The Coalition’s stance on outlawing modern slavery in the UK shows just how far their sympathies with Wilberforce’s campaign really extend: not very. And the rise in the numbers of people enslaved around the world is alarming. When Disposable People was written, there was an estimated 20 million people in slavery. According to the Hope Not Hate article, it’s now risen to 36 million. Previous works on slavery in the modern world, while not being complacent, had considered that it was gradually dying out. One of the presidents of Nigeria, according to one book I read, had a particular type of facial scarring that in tradition Nigerian society indicated slave status. Similarly, the hereditary slaves in traditional forms of bondage, such as in Mauretania, were likely to be the best treated and valued, compared to the labourers trapped in more modern forms. It’s revolting and horrifying that slavery has returned, including the sale of women and girls for sex slavery by the jihadis of ISIS.

It’s clearly going to be a long time, and require a great deal of international effort, before slavery is ever truly eradicated and all of Earth’s people can stand together as free men and women. There’s only so much that can be done by one country. But Britain can start by breaking the chains of migrant domestic workers. They can and should be allowed to leave abusive masters.
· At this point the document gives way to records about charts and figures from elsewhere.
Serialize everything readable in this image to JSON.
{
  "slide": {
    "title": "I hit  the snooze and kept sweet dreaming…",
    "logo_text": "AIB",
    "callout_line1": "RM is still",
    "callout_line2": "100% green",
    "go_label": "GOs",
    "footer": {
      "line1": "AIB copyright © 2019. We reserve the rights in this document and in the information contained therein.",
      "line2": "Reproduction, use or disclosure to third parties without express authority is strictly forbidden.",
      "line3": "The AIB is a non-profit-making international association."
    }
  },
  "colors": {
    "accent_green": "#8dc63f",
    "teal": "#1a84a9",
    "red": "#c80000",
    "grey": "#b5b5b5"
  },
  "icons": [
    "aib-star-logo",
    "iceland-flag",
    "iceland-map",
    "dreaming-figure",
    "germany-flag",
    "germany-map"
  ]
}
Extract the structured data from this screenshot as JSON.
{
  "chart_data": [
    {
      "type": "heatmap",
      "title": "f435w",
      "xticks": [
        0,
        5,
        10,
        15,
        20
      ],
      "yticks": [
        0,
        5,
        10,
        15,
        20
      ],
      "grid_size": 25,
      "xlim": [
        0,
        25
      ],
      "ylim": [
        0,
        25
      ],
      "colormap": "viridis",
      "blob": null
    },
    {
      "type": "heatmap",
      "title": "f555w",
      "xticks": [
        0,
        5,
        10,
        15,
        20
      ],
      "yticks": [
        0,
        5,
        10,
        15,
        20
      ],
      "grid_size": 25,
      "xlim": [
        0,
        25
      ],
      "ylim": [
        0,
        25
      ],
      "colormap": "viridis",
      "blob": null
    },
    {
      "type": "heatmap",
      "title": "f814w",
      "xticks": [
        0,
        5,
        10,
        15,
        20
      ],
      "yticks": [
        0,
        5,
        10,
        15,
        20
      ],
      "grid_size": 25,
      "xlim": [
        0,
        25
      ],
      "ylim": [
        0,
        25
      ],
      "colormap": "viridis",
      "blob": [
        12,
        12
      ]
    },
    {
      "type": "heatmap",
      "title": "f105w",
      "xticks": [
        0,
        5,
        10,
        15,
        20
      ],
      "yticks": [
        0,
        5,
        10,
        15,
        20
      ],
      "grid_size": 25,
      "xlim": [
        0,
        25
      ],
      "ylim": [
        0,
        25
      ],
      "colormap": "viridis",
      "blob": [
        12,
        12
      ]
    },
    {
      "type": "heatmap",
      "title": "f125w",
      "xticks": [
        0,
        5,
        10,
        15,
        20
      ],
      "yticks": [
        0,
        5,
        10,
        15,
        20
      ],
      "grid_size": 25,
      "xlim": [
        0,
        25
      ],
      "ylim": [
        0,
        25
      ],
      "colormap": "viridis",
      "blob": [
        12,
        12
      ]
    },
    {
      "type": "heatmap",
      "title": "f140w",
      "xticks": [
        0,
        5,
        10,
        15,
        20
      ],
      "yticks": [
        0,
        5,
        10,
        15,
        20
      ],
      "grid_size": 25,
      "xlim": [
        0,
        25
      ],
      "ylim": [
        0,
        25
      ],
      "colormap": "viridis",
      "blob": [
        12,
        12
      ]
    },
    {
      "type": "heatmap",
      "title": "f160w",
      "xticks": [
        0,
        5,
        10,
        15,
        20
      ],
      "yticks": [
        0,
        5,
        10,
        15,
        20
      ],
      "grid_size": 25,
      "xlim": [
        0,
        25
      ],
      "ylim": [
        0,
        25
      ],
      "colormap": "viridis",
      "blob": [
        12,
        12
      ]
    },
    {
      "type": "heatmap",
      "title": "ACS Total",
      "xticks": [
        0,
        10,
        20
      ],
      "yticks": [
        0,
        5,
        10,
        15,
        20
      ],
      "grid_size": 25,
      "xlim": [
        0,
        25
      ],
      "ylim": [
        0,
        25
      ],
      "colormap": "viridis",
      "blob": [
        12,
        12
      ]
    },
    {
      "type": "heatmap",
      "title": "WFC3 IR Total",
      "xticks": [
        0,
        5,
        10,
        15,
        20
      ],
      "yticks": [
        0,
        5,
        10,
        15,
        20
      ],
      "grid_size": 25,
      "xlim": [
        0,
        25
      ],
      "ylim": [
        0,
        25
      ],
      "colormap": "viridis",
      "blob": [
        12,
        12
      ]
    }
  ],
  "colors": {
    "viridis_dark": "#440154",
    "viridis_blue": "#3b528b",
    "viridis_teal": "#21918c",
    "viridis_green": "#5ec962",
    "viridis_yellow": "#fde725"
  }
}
Karen Bradey, the minister, who turned down this legislation on behalf of Cameron and Clegg’s government, used to be one of Sir Alan Sugar’s two supervising minions on The Apprentice. She made a speech a little while ago talking about the struggle women have to be taken seriously in business. She’s right, but her speech was a bit rich coming from her. She started her career working for the porn and press baron, and former owner of Channel 5, Richard ‘Dirty’ Desmond. Clearly her demand for respect for women in business doesn’t extend to those further down the scale, and their male colleagues, who wish to escape abuse.